You go for a run on a hot day. Describe the feedback loop that prevents you overheating.

  1. Sensor: temperature receptors in your skin and brain detect that body temperature is rising.
  2. Control centre: the hypothalamus in the brain decides action is needed.
  3. Effectors: sweat glands release sweat (cooling by evaporation); blood vessels near the skin widen so heat escapes.
  4. Body temperature returns to about 37∘37^{\circ}37∘C.

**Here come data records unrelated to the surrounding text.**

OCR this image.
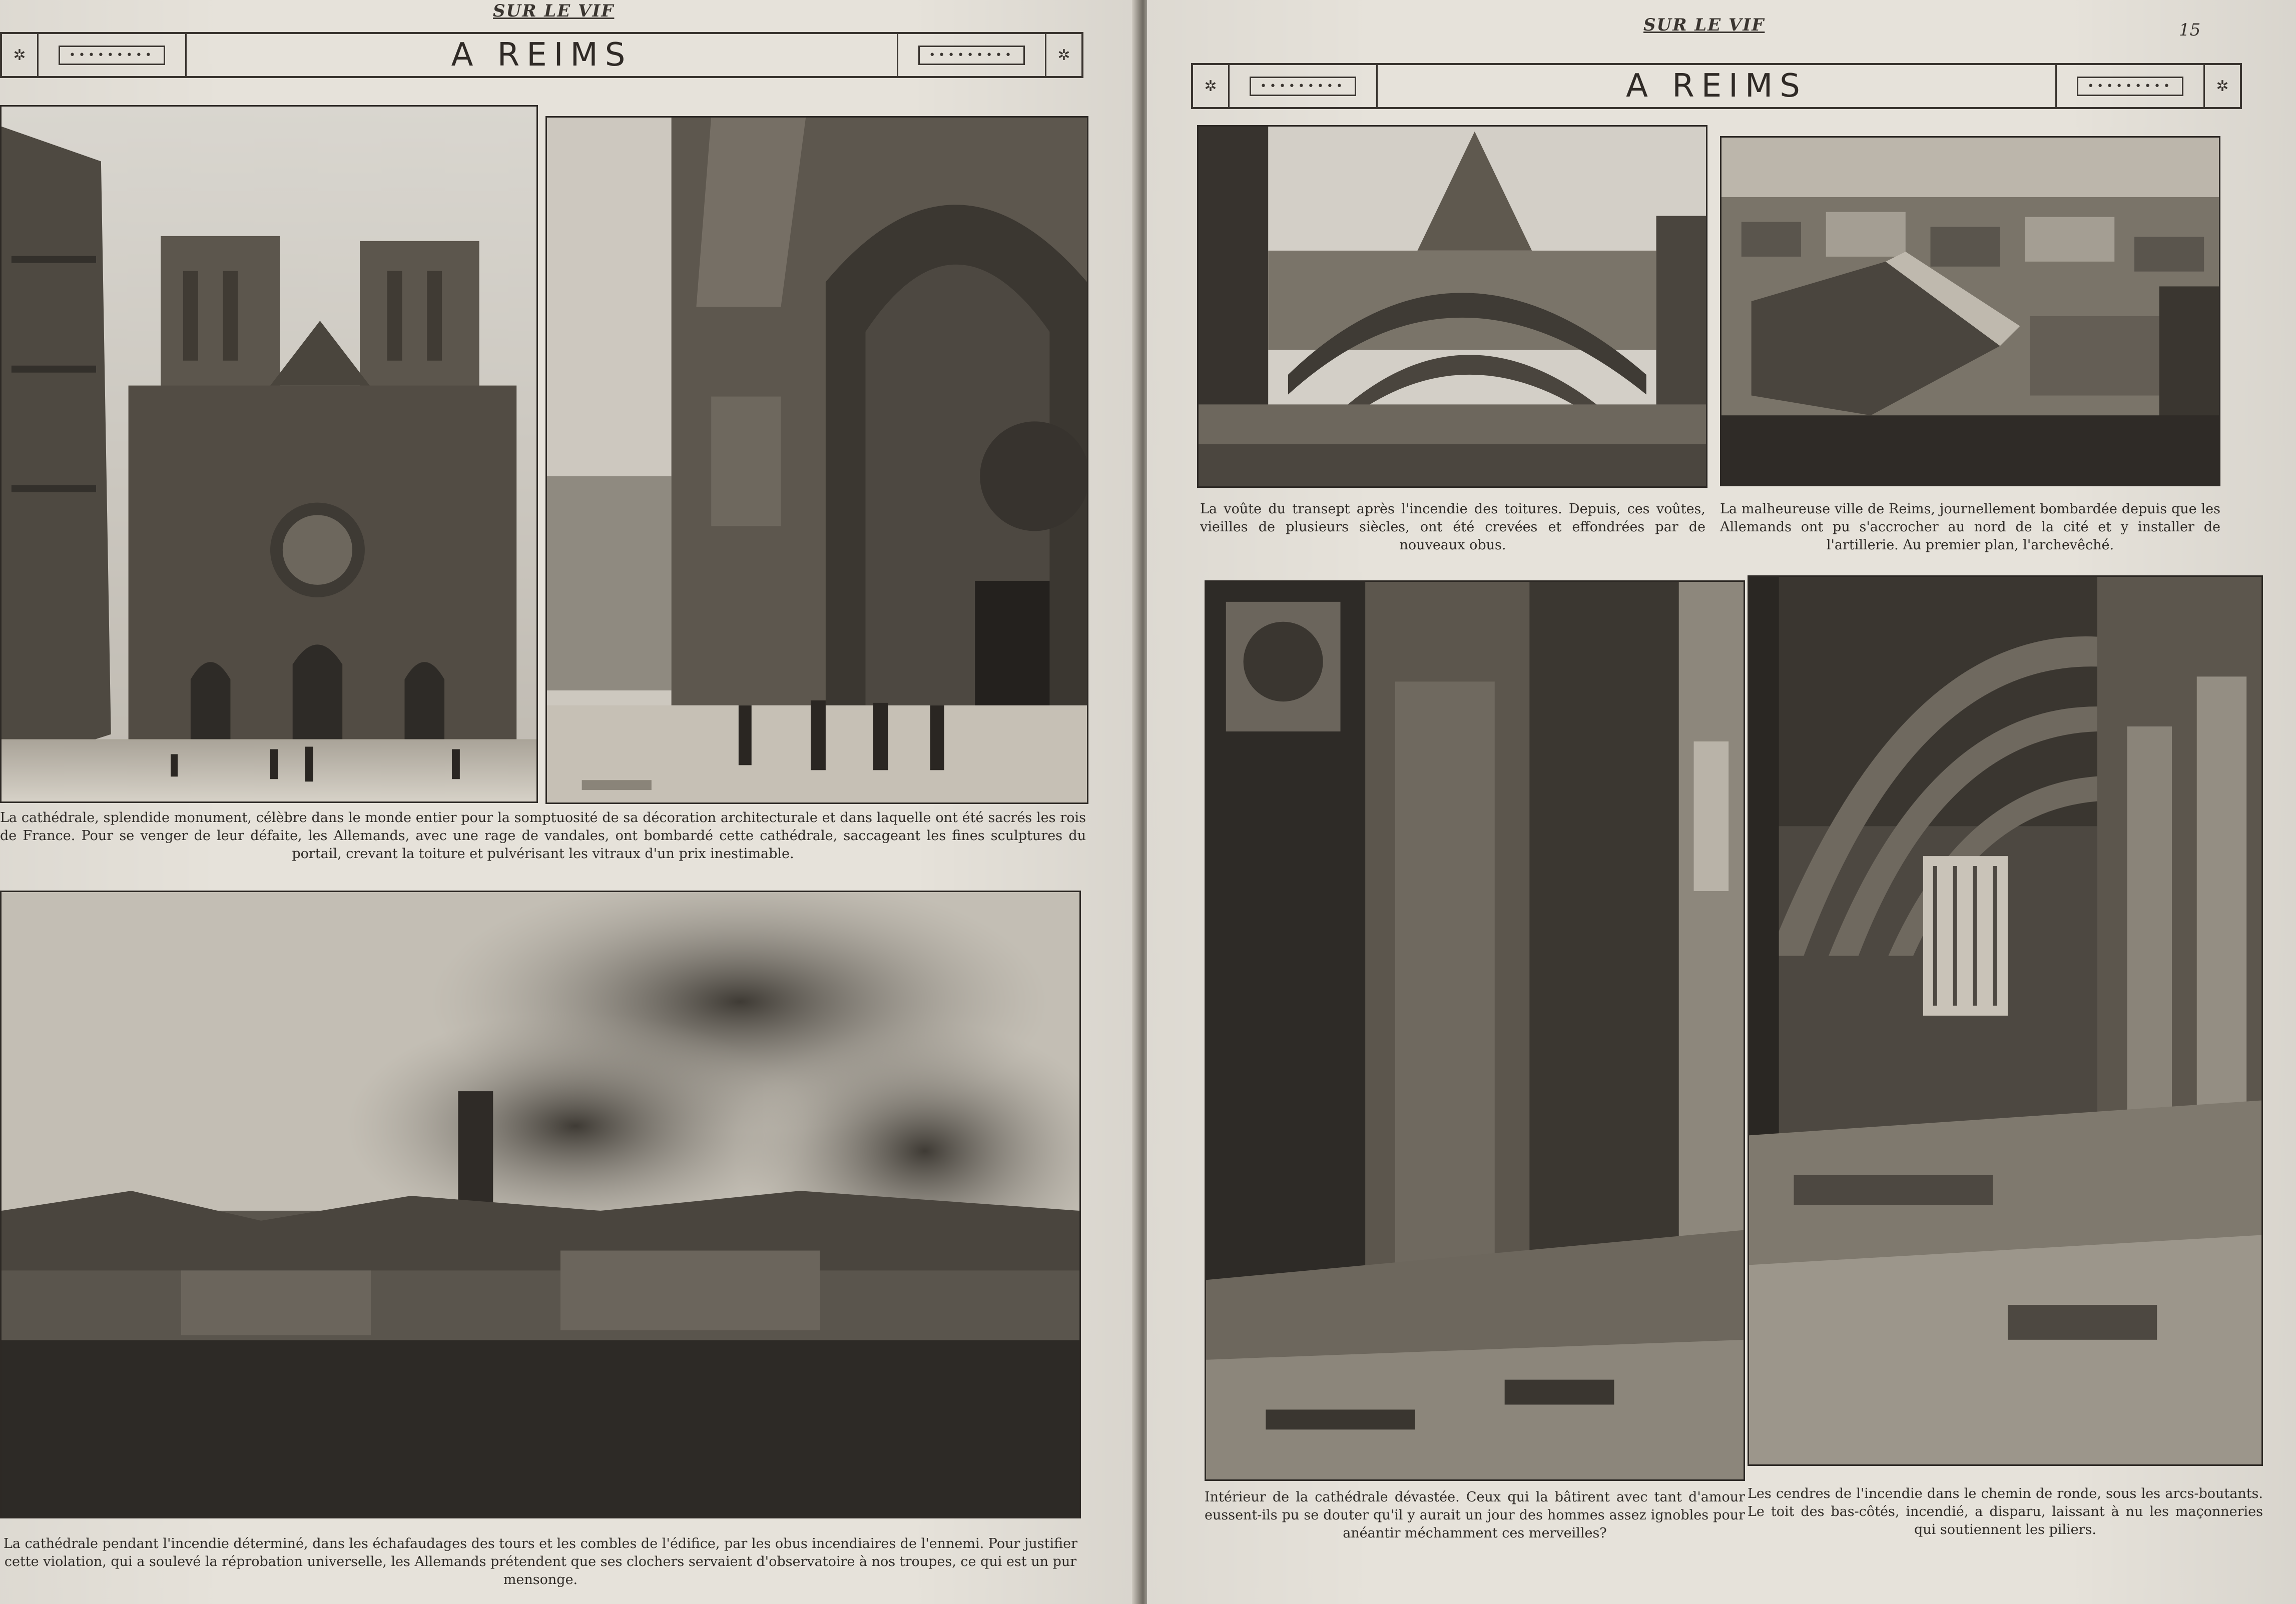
SUR LE VIF
✲	•••••••••	A REIMS	•••••••••	✲
La cathédrale, splendide monument, célèbre dans le monde entier pour la somptuosité de sa décoration architecturale et dans laquelle ont été sacrés les rois de France. Pour se venger de leur défaite, les Allemands, avec une rage de vandales, ont bombardé cette cathédrale, saccageant les fines sculptures du portail, crevant la toiture et pulvérisant les vitraux d'un prix inestimable.
La cathédrale pendant l'incendie déterminé, dans les échafaudages des tours et les combles de l'édifice, par les obus incendiaires de l'ennemi. Pour justifier cette violation, qui a soulevé la réprobation universelle, les Allemands prétendent que ses clochers servaient d'observatoire à nos troupes, ce qui est un pur mensonge.
SUR LE VIF	15
✲	•••••••••	A REIMS	•••••••••	✲
La voûte du transept après l'incendie des toitures. Depuis, ces voûtes, vieilles de plusieurs siècles, ont été crevées et effondrées par de nouveaux obus.
La malheureuse ville de Reims, journellement bombardée depuis que les Allemands ont pu s'accrocher au nord de la cité et y installer de l'artillerie. Au premier plan, l'archevêché.
Intérieur de la cathédrale dévastée. Ceux qui la bâtirent avec tant d'amour eussent-ils pu se douter qu'il y aurait un jour des hommes assez ignobles pour anéantir méchamment ces merveilles?
Les cendres de l'incendie dans le chemin de ronde, sous les arcs-boutants. Le toit des bas-côtés, incendié, a disparu, laissant à nu les maçonneries qui soutiennent les piliers.
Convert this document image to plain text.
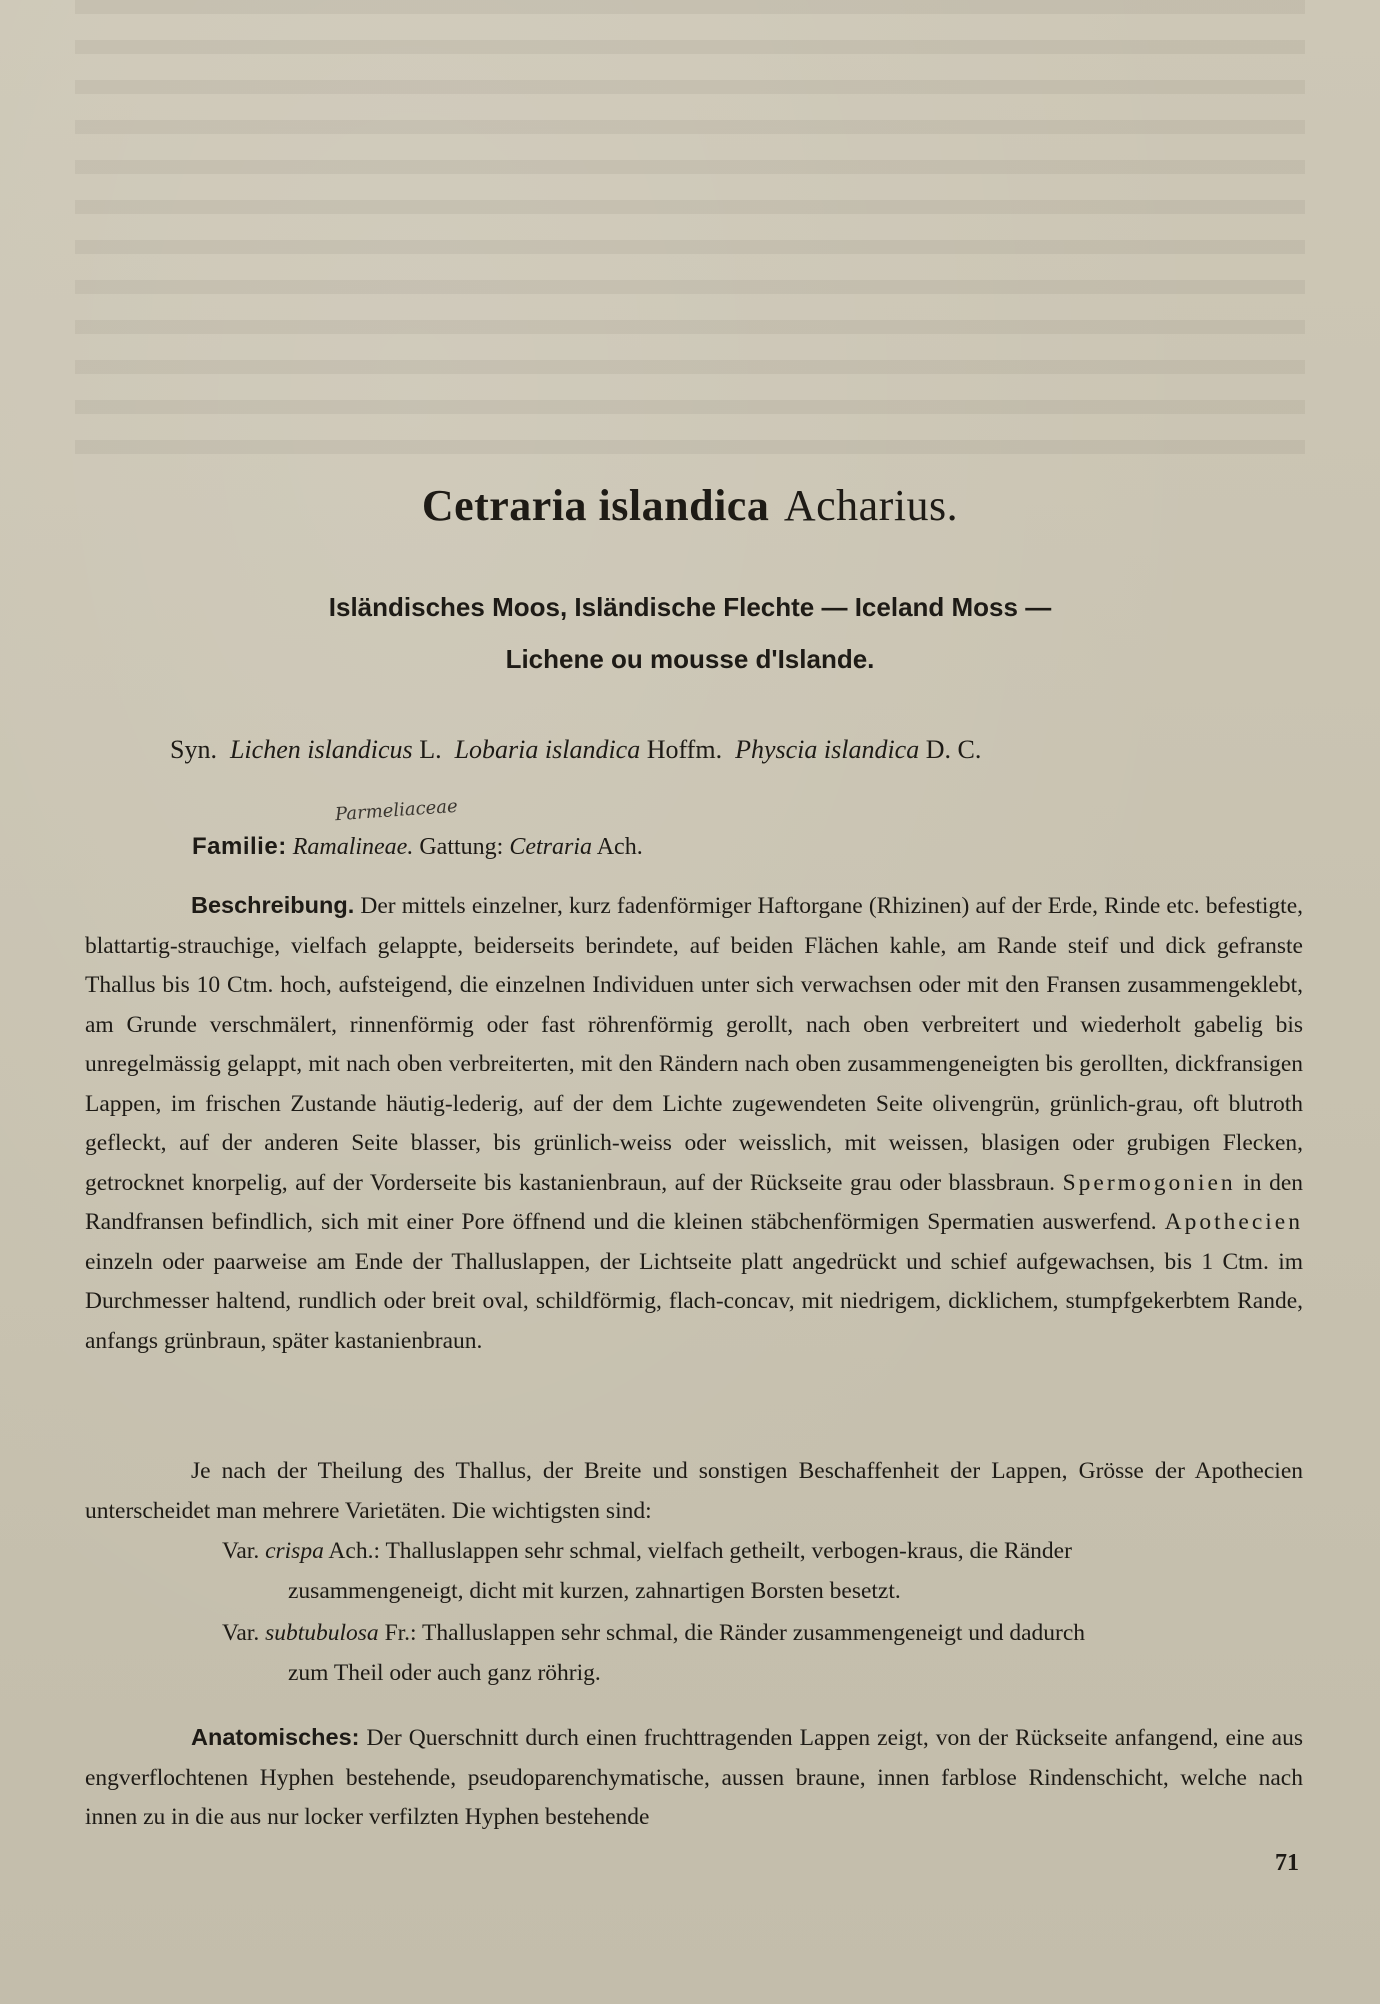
Cetraria islandica Acharius.
Isländisches Moos, Isländische Flechte — Iceland Moss —
Lichene ou mousse d'Islande.
Syn. Lichen islandicus L. Lobaria islandica Hoffm. Physcia islandica D. C.
Parmeliaceae
Familie: Ramalineae. Gattung: Cetraria Ach.
Beschreibung. Der mittels einzelner, kurz fadenförmiger Haftorgane (Rhizinen) auf der Erde, Rinde etc. befestigte, blattartig-strauchige, vielfach gelappte, beiderseits berindete, auf beiden Flächen kahle, am Rande steif und dick gefranste Thallus bis 10 Ctm. hoch, aufsteigend, die einzelnen Individuen unter sich verwachsen oder mit den Fransen zusammengeklebt, am Grunde verschmälert, rinnenförmig oder fast röhrenförmig gerollt, nach oben verbreitert und wiederholt gabelig bis unregelmässig gelappt, mit nach oben verbreiterten, mit den Rändern nach oben zusammengeneigten bis gerollten, dickfransigen Lappen, im frischen Zustande häutig-lederig, auf der dem Lichte zugewendeten Seite olivengrün, grünlich-grau, oft blutroth gefleckt, auf der anderen Seite blasser, bis grünlich-weiss oder weisslich, mit weissen, blasigen oder grubigen Flecken, getrocknet knorpelig, auf der Vorderseite bis kastanienbraun, auf der Rückseite grau oder blassbraun. Spermogonien in den Randfransen befindlich, sich mit einer Pore öffnend und die kleinen stäbchenförmigen Spermatien auswerfend. Apothecien einzeln oder paarweise am Ende der Thalluslappen, der Lichtseite platt angedrückt und schief aufgewachsen, bis 1 Ctm. im Durchmesser haltend, rundlich oder breit oval, schildförmig, flach-concav, mit niedrigem, dicklichem, stumpfgekerbtem Rande, anfangs grünbraun, später kastanienbraun.
Je nach der Theilung des Thallus, der Breite und sonstigen Beschaffenheit der Lappen, Grösse der Apothecien unterscheidet man mehrere Varietäten. Die wichtigsten sind:
Var. crispa Ach.: Thalluslappen sehr schmal, vielfach getheilt, verbogen-kraus, die Ränder
zusammengeneigt, dicht mit kurzen, zahnartigen Borsten besetzt.
Var. subtubulosa Fr.: Thalluslappen sehr schmal, die Ränder zusammengeneigt und dadurch
zum Theil oder auch ganz röhrig.
Anatomisches: Der Querschnitt durch einen fruchttragenden Lappen zeigt, von der Rückseite anfangend, eine aus engverflochtenen Hyphen bestehende, pseudoparenchymatische, aussen braune, innen farblose Rindenschicht, welche nach innen zu in die aus nur locker verfilzten Hyphen bestehende
71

Key idea: feedback loops act against the change that started them — so-called negative feedback.


Practice: Year 8

Fluency

Systems and organs

    1. List the levels of organisation from cell to organism.
    2. Name the main organ and the main job of (a) the circulatory system, (b) the respiratory system, (c) the excretory system.
    3. Which organ produces bile?
    4. Which system is in charge of rapid communication inside the body?
    5. Name two organs of the digestive system.
Fluency

Structure and function

    1. Name three features of an alveolus and match each to its function.
    2. Why is the small intestine folded into villi?
    3. How does the diaphragm help breathing?
    4. Why does the heart have thick muscular walls?
    5. Red blood cells have no nucleus. Suggest why this is useful for their job.
Reasoning

Explain and connect

    1. Explain how the digestive and circulatory systems cooperate to get glucose to a muscle cell.
    2. A person’s kidneys stop working. Predict two problems this will cause in the body.
    3. Explain why damage to the spinal cord can stop legs from moving even if the legs themselves are healthy.
    4. Use the structure-function principle to explain why bones are hollow rather than solid.
Problem solving

Scenarios

    1. During heavy exercise, heart rate, breathing rate, and sweating all increase. Explain the benefit of each change.
    2. A person cuts a finger. Outline which systems are involved in stopping the bleeding and fighting any infection.
    3. After a big meal, blood sugar rises. Describe a simple feedback loop (using hormones) that returns blood sugar to normal. You may refer to “insulin from the pancreas.”
    4. Explain why an athlete with poor lung function will also struggle to run fast, even if their muscles are strong.

Challenge

Reasoning

Harder reasoning

    1. A patient has a condition where their villi are flattened. Predict the impact on their nutrition, and explain using surface area.
    2. Compare the circulatory systems of a fish (single loop) and a mammal (double loop). Suggest why a double loop supports higher activity levels.
    3. Explain how a failure of negative feedback in blood-sugar regulation causes the symptoms of diabetes.
    4. A scientist claims “the nervous system is fast, the endocrine system is slow, but both are needed.” Give one example of each and explain why both speeds are useful.